The legend of how Kerouac wrote On the Road excludes the tedious organization and preparation preceding the creative explosion. Kerouac carried small notebooks, in which much of the text was written as the eventful seven-year span of road trips unfurled. He furthermore revised the scroll's text several times before Malcolm Cowley, of Viking Press, agreed to publish it. Besides the differences in formatting, the original scroll manuscript contained real names and was longer than the published novel. Kerouac deleted sections (including some sexual depictions deemed pornographic in 1957) and added smaller literary passages. Viking Press released a slightly edited version of the original manuscript on 16 August 2007 titled On the Road: The Original Scroll corresponding with the 50th anniversary of original publication. This version has been transcribed and edited by English academic and novelist, Dr Howard Cunnell. As well as containing material that was excised from the original draft due to its explicit nature the scroll version also uses the real names of the protagonists, so Dean Moriarty becomes Neal Cassady and Carlo Marx becomes Allen Ginsberg etc.
As of 2006, the book is slated for cinematic adaptation as On the Road to be directed by Walter Salles.
Fales Library
The Downtown Collection, which began in 1993, is such an attempt to document the downtown arts scene that evolved in SoHo and the Lower East Side during the 1970's through the early 1990's. The movement, taken as a whole, was very diverse, and its output includes literature, music, theater, performance, film, activism, dance, photography, video, and original art. The goal of the Downtown Collection is to comprehensively collect the full range of artistic practices and outputs, regardless of format. . This research collection, built on a documentary strategy, provides primary resources for scholars who are interested in the role of literature and the printed word-but also its necessary intersection with other forms of artistic expression-in the history and culture of downtown New York.

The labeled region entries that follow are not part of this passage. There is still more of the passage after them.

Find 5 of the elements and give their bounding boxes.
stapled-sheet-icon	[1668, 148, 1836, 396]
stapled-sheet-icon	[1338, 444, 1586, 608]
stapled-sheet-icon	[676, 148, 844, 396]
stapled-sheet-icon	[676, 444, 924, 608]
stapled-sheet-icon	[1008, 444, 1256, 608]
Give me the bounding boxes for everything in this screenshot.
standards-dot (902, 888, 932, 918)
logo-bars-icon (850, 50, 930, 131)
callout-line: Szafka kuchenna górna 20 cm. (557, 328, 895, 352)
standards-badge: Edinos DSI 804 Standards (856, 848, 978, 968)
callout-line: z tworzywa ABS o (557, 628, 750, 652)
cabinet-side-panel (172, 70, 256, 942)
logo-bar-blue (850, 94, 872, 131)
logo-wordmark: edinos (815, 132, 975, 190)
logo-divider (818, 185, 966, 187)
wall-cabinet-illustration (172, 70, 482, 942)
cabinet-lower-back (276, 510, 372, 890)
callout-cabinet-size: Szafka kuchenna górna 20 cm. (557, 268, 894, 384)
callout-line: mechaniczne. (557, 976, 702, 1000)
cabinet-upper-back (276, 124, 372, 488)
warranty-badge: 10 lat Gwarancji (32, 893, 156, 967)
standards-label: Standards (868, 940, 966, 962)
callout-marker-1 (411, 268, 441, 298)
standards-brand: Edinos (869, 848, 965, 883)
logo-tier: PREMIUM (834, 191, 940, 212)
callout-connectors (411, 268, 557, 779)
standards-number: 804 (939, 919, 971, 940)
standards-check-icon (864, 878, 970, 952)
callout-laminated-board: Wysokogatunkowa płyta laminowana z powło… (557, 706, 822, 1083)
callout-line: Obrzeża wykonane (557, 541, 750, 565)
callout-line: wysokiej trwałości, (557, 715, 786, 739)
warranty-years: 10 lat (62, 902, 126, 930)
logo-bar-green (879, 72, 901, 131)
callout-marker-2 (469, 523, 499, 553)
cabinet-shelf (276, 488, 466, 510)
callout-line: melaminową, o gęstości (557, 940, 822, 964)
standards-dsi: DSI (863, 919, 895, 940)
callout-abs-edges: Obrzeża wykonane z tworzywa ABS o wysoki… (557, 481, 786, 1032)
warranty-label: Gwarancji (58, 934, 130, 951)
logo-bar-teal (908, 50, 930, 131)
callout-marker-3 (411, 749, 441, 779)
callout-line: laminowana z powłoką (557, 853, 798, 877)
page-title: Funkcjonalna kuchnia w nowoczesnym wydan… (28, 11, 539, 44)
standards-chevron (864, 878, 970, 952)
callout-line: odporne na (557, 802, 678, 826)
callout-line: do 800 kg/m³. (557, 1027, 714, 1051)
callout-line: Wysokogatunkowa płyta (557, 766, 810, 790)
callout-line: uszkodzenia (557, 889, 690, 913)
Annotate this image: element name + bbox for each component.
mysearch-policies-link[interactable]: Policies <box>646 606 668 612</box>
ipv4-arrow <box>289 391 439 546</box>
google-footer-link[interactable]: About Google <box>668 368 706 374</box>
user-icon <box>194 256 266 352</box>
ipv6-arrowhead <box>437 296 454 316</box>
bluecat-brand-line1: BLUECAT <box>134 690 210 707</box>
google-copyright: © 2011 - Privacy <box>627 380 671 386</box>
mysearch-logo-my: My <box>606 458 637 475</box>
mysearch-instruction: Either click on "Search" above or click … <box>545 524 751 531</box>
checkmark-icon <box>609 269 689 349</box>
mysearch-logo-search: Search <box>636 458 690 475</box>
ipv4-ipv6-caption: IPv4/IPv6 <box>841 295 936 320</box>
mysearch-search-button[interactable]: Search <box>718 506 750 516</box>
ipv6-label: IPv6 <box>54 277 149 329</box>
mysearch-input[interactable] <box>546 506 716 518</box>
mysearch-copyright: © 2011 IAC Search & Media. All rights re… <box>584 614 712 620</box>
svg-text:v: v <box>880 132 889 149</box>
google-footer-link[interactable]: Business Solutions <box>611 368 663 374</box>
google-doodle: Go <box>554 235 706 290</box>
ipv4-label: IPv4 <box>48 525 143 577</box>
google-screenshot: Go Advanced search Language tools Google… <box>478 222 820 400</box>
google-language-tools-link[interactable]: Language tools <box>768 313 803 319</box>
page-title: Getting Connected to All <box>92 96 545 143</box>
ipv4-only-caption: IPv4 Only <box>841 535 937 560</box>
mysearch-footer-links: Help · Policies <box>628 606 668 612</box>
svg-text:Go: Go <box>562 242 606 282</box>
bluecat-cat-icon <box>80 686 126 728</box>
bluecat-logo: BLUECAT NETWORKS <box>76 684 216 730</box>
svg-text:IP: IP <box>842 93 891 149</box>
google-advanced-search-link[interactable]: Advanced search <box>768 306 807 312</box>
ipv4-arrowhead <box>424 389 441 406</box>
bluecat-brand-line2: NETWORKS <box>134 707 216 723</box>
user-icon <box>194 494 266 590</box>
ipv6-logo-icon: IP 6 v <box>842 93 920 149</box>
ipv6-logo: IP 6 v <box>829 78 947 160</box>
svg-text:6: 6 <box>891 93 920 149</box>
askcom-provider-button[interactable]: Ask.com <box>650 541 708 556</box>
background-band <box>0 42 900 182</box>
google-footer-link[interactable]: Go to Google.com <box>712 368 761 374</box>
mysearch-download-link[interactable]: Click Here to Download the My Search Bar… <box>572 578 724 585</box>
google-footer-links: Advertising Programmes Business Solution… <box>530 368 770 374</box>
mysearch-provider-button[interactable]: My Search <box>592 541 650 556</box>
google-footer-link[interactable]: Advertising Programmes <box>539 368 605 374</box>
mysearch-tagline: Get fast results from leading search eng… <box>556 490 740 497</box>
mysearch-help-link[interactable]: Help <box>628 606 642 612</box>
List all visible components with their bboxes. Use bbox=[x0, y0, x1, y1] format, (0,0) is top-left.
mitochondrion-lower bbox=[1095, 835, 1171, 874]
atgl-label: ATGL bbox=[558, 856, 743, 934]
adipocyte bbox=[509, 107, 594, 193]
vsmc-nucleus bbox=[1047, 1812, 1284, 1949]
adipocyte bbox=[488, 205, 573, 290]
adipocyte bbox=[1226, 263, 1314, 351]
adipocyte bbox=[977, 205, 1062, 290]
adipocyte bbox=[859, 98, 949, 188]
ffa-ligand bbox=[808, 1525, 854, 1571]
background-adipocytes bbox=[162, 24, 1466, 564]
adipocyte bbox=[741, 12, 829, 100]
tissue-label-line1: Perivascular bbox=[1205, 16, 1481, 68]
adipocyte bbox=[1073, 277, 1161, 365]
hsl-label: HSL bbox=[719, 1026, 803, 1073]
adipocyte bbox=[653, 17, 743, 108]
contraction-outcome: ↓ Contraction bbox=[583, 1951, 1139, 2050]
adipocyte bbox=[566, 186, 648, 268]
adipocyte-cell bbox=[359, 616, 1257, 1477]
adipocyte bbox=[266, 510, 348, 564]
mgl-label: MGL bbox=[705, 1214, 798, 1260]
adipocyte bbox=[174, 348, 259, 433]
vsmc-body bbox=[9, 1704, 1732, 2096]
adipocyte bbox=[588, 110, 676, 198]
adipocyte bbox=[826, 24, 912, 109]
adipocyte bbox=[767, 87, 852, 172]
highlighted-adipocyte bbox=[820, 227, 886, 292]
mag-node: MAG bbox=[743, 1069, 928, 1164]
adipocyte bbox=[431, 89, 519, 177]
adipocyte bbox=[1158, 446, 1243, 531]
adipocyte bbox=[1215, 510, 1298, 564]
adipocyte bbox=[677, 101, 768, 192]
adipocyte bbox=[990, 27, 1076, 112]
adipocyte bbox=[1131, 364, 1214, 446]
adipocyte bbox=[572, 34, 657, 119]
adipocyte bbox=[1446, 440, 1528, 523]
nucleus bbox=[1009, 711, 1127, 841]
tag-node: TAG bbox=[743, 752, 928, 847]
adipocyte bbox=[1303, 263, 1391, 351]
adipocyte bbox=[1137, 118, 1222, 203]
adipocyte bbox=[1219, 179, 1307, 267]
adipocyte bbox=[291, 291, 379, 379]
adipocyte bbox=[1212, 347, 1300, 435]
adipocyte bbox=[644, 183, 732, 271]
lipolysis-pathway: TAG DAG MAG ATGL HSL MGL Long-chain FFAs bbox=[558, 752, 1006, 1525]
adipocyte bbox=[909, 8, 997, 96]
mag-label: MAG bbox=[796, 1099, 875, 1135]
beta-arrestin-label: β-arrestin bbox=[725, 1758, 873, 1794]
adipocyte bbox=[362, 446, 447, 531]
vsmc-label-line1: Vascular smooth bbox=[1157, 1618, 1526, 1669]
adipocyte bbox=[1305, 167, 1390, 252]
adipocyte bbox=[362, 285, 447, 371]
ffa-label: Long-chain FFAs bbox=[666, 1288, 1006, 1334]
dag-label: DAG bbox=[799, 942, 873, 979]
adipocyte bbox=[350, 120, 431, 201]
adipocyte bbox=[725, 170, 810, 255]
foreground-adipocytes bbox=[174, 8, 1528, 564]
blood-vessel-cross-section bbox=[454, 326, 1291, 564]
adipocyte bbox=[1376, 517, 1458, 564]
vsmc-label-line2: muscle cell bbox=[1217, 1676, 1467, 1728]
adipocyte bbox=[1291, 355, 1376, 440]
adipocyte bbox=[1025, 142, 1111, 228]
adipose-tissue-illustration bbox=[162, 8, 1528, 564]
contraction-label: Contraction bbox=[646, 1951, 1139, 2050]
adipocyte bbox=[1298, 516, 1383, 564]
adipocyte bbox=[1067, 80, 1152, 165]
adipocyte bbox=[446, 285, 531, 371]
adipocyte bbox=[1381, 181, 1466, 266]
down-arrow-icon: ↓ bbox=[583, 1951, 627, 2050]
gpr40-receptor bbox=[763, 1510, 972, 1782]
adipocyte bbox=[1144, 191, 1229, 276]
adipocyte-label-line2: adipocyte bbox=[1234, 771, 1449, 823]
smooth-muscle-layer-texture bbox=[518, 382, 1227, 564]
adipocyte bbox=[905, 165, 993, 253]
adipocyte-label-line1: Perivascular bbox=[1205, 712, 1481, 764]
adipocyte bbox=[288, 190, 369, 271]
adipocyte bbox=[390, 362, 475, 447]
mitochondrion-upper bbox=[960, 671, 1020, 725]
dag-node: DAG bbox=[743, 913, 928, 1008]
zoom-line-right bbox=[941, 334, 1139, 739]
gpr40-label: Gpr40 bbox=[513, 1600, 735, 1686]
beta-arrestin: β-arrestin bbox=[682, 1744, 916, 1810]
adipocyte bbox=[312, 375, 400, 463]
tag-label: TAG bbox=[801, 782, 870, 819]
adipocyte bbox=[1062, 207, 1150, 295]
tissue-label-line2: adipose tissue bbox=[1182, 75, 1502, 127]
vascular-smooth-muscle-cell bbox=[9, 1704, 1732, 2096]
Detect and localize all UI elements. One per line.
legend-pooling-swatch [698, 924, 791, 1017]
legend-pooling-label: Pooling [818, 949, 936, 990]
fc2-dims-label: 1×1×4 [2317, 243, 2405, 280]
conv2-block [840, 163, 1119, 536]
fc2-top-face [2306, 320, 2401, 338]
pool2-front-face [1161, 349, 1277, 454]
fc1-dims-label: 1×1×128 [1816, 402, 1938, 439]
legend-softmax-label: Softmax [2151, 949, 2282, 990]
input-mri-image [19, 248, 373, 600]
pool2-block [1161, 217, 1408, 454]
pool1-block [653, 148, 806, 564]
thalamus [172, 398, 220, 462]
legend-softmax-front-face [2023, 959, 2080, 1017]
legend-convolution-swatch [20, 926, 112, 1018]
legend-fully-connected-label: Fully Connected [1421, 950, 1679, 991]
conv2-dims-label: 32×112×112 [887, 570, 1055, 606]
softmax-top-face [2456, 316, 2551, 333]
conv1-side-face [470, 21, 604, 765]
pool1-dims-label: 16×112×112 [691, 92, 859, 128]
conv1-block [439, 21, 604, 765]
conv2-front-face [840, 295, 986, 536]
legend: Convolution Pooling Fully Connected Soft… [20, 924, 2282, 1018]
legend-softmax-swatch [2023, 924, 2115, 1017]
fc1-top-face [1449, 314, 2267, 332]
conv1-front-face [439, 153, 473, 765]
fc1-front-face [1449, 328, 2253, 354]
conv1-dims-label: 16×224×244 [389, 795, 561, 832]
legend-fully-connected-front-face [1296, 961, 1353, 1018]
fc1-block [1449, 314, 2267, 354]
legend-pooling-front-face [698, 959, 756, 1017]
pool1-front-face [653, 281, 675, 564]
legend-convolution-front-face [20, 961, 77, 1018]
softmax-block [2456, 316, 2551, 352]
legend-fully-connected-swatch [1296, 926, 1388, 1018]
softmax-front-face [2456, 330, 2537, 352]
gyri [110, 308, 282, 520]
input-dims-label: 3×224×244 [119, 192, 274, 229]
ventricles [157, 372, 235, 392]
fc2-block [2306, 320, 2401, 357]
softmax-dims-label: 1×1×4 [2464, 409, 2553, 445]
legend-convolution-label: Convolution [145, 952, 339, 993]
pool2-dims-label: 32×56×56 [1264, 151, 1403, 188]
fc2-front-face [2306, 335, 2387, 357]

Its goal is to document the downtown community, which NYU is associated with in common thought.
New York Public Library
Diaries, manuscripts, snapshots, and personal items of Jack Kerouac, the visionary author whose pioneering work helped to established the Beat Movement in the United States, were on display in Beatific Soul: Jack Kerouac on the Road, an exhibition on view at The New York Public Library. The exhibition coincided with the 50th anniversary of Kerouac's landmark novel, "On the Road", which has captured the imagination of several generations and established its author as a major figure in American literature. The exhibition was drawn almost exclusively from the contents of the Jack Kerouac Archive, housed in the Library's Henry W. and Albert A. Berg Collection of English and American Literature, and displayed many unpublished Kerouac materials as well as typescript and manuscript drafts of On the Road. A major highlight of the exhibition was the famous "scroll" typescript, on loan from James Irsay, owner of the National Football League's Indianapolis Colts, of which the first sixty feet was unrolled in a specially-designed set of interlocking display cases.